5 out of 5 stars
I started reading this book years ago, but couldn’t get into it. Someone encouraged me to try again and I’m glad I did. It is slow in the beginning but my patience was rewarded with engaging comedy.
The main character is Rincewind, a wizard who can’t do magic. At the start of the book, he meets Twoflower, the discworld’s first tourist, who has come to Ankh-Morpork from a far-away land known as the Counterweight Continent. Twoflower has with him a magic luggage which follows him everywhere and is filled with gold coins. They then get into one predicament after another, involving a Lovecraftian monster, dragons, trolls, and Death himself.

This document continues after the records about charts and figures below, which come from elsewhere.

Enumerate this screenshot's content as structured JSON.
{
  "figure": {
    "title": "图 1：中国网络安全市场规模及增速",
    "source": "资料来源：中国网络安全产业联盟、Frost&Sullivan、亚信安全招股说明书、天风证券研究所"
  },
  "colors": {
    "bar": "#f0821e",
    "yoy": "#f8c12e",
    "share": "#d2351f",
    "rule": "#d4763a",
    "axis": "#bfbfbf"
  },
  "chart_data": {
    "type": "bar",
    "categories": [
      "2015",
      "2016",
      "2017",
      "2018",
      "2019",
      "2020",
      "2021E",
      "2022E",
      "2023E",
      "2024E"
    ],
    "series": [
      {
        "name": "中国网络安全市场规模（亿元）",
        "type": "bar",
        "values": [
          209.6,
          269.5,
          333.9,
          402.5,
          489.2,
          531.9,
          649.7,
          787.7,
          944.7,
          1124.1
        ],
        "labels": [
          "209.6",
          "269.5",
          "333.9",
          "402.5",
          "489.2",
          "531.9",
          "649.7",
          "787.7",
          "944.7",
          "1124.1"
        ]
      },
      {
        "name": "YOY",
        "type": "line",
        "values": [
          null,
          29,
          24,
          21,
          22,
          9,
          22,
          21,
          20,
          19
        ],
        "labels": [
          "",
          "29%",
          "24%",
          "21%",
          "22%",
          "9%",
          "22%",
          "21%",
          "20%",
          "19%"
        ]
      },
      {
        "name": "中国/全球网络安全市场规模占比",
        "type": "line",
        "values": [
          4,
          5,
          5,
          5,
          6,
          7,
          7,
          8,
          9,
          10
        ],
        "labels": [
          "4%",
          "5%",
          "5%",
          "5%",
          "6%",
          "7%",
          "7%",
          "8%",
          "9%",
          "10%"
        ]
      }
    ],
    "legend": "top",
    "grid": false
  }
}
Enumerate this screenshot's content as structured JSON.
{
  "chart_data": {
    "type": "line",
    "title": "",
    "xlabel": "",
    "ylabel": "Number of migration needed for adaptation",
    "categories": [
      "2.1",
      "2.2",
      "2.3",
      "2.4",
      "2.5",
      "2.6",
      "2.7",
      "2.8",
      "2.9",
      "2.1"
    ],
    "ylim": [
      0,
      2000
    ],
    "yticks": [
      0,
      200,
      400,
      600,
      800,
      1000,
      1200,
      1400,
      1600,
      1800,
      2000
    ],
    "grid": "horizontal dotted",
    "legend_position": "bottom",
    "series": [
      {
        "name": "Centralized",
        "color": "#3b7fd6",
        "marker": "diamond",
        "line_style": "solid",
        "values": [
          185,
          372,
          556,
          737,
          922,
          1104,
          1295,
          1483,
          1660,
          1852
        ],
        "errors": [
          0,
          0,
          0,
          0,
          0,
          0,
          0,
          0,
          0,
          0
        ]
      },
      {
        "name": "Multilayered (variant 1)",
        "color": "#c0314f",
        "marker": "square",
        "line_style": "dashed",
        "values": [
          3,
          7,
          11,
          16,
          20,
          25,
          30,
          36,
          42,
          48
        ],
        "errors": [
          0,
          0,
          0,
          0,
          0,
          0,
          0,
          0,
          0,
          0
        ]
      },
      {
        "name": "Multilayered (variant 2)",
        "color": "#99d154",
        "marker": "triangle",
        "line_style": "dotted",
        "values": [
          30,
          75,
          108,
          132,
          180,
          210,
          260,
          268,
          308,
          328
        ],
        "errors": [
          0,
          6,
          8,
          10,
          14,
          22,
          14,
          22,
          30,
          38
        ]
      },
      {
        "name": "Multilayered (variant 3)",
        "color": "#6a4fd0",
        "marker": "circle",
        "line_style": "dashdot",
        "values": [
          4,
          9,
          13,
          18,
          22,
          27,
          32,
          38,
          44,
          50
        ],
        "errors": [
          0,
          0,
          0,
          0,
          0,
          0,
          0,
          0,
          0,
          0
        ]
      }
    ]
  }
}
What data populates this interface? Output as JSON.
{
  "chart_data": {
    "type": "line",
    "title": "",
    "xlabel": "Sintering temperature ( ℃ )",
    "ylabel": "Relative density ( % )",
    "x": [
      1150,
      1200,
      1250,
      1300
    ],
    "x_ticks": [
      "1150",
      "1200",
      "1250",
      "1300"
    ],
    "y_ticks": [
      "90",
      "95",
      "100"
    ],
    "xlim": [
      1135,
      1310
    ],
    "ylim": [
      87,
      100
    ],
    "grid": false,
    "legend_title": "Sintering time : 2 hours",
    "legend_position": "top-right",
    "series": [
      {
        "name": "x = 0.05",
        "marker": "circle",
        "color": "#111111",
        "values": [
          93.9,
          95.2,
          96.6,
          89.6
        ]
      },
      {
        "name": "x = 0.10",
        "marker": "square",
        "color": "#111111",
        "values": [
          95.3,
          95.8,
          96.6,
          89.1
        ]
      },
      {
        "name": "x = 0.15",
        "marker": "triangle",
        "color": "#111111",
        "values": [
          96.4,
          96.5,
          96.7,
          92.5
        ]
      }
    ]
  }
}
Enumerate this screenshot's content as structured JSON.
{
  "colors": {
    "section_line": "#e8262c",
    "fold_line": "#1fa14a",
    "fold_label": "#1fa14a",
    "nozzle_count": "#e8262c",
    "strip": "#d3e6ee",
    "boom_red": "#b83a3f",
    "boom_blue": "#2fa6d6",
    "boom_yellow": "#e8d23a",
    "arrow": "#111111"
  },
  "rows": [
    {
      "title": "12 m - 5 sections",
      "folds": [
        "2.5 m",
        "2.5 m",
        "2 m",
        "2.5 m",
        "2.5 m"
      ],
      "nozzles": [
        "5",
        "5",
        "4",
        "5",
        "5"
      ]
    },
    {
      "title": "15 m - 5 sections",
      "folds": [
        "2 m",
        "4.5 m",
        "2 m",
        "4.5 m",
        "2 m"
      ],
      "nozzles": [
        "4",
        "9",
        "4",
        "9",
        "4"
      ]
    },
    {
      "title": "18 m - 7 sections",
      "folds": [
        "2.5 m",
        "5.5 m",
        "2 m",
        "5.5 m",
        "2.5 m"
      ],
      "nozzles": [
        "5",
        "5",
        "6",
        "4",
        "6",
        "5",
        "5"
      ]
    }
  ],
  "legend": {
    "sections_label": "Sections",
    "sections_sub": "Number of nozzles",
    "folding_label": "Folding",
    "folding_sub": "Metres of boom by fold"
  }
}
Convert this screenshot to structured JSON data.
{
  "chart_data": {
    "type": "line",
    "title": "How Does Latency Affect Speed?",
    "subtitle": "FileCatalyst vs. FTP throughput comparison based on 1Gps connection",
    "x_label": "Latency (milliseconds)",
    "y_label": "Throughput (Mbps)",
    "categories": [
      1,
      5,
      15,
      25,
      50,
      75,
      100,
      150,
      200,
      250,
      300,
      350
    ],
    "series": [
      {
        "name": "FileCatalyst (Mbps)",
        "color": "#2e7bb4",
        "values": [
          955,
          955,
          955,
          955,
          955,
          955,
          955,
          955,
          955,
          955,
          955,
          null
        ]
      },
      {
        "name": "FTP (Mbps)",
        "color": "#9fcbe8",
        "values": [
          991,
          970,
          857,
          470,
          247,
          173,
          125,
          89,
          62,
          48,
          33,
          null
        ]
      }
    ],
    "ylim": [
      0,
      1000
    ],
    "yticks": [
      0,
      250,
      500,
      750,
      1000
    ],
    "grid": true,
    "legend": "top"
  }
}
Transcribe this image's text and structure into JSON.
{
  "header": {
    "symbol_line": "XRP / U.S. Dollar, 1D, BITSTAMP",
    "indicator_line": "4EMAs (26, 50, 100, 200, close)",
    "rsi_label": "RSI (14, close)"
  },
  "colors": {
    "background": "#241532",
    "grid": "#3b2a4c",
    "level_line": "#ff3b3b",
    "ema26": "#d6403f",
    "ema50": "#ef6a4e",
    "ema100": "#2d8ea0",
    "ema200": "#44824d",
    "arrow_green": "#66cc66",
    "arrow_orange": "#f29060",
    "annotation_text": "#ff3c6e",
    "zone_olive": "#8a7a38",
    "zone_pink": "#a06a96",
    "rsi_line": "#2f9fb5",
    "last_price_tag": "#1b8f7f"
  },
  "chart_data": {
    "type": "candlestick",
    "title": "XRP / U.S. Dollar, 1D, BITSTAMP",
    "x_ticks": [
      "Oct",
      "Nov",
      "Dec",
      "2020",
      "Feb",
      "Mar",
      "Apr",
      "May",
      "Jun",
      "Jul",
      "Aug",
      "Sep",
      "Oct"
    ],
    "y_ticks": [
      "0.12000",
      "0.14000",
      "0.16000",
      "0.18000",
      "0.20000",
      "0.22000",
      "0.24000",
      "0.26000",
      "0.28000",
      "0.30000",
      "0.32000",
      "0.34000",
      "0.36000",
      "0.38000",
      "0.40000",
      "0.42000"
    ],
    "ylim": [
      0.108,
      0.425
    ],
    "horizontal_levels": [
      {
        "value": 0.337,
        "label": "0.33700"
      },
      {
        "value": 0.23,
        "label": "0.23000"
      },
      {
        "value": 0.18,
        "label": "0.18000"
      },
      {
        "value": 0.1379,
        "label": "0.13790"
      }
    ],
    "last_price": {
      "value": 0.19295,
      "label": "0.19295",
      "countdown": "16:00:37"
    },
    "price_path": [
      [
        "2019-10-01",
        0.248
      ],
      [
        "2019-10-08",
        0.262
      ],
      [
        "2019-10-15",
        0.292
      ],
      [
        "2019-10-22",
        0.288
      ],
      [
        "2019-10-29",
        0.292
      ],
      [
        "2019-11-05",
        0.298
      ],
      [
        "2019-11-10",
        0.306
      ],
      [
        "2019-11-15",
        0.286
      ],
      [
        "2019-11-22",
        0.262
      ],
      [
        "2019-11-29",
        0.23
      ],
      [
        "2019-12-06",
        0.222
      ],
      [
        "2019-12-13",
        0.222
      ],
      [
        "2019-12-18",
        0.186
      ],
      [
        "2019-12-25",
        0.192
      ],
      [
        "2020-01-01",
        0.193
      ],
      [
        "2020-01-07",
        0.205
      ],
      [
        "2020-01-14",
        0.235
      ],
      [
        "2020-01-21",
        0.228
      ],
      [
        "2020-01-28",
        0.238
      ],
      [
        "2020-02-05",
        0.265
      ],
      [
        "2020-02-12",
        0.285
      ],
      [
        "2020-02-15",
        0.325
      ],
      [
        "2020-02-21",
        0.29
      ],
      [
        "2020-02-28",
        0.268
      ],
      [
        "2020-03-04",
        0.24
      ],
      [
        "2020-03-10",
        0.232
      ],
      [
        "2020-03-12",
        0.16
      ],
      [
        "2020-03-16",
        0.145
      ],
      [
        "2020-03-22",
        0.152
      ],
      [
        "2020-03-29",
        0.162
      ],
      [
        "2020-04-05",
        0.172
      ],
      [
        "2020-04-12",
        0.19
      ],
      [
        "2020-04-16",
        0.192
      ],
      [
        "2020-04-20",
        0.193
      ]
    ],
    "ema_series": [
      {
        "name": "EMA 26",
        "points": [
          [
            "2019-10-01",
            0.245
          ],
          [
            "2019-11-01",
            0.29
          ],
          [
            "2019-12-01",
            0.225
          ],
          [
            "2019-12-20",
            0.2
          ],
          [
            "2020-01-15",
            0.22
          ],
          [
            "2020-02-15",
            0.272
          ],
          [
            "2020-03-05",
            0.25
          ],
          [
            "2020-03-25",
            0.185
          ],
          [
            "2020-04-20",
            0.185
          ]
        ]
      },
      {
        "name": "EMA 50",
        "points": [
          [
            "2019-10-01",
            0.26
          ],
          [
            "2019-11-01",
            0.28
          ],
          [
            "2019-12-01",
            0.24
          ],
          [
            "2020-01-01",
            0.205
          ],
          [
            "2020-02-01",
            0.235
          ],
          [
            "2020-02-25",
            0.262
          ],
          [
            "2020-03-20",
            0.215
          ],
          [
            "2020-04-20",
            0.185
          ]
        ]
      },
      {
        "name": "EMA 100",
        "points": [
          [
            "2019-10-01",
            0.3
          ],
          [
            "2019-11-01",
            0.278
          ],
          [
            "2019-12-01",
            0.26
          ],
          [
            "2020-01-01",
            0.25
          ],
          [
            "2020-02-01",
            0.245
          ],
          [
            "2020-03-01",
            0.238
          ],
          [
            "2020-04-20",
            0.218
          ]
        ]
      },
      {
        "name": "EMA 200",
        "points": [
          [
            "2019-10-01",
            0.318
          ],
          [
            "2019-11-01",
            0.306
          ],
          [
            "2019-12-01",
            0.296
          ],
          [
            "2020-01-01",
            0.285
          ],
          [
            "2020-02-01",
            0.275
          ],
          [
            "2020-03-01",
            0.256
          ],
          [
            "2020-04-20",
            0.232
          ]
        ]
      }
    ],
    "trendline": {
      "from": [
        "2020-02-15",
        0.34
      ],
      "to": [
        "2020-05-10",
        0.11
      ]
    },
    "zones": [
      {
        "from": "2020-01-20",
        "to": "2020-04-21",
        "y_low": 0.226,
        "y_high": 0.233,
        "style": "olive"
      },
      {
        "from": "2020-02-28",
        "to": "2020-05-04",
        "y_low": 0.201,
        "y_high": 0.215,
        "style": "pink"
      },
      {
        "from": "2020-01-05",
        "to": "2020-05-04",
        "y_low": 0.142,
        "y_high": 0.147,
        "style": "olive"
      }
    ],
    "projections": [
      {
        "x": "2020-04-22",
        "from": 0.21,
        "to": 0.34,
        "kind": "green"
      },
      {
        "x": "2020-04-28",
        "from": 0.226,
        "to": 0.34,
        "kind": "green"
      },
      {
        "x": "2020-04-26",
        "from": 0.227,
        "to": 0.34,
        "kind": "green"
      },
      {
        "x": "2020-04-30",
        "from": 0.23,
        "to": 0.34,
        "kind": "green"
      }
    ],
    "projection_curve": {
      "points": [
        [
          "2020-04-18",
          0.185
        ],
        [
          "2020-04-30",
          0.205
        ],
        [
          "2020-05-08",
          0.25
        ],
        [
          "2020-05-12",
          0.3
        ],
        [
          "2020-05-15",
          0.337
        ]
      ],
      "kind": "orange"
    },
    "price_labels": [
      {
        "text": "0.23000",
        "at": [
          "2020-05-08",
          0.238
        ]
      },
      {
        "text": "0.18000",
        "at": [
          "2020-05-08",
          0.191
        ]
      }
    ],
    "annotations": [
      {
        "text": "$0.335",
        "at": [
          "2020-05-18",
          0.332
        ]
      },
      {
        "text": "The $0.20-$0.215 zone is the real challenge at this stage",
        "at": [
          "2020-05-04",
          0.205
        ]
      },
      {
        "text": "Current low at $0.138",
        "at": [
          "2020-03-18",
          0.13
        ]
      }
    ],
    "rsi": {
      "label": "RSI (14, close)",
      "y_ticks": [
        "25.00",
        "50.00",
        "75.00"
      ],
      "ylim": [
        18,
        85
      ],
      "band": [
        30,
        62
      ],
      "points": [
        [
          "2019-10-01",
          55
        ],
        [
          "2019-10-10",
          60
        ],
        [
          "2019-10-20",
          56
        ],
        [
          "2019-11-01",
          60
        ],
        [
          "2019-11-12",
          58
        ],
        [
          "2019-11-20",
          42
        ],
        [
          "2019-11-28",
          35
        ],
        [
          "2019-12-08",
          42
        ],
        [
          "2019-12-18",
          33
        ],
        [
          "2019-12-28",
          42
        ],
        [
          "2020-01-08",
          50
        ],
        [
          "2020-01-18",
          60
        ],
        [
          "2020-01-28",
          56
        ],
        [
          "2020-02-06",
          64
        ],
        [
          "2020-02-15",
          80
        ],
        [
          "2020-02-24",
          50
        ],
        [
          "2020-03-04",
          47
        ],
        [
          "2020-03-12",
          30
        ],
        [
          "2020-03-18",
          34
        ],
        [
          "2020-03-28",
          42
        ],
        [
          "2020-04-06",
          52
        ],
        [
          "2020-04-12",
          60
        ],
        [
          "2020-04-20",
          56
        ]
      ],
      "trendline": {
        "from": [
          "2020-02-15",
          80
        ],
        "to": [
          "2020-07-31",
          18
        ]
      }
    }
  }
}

In a 1985 lecture on fantasy in literature, Pratchett describes it as “an attempt to do for the classical fantasy universe what Blazing Saddles did for Westerns.” To me, the Discworld books are like a fantasy novel sitcom, like Red Dwarf (a sci-fi sitcom) but with swords and sorcery.
This book ends on a cliff hanger, so plan on reading the second Discworld book to find out what happens to all the characters, but different settings and situations are introduced in later books, all taking place on the Discworld. There is a tv film adaption starring David Jason as Rincewind, Sean Astin as Twoflower, Tim Curry as a wizard named Trymon (who has a bigger role in the next novel), and Christopher Lee as Death.
I’m looking forward to reading the rest of the Discworld series.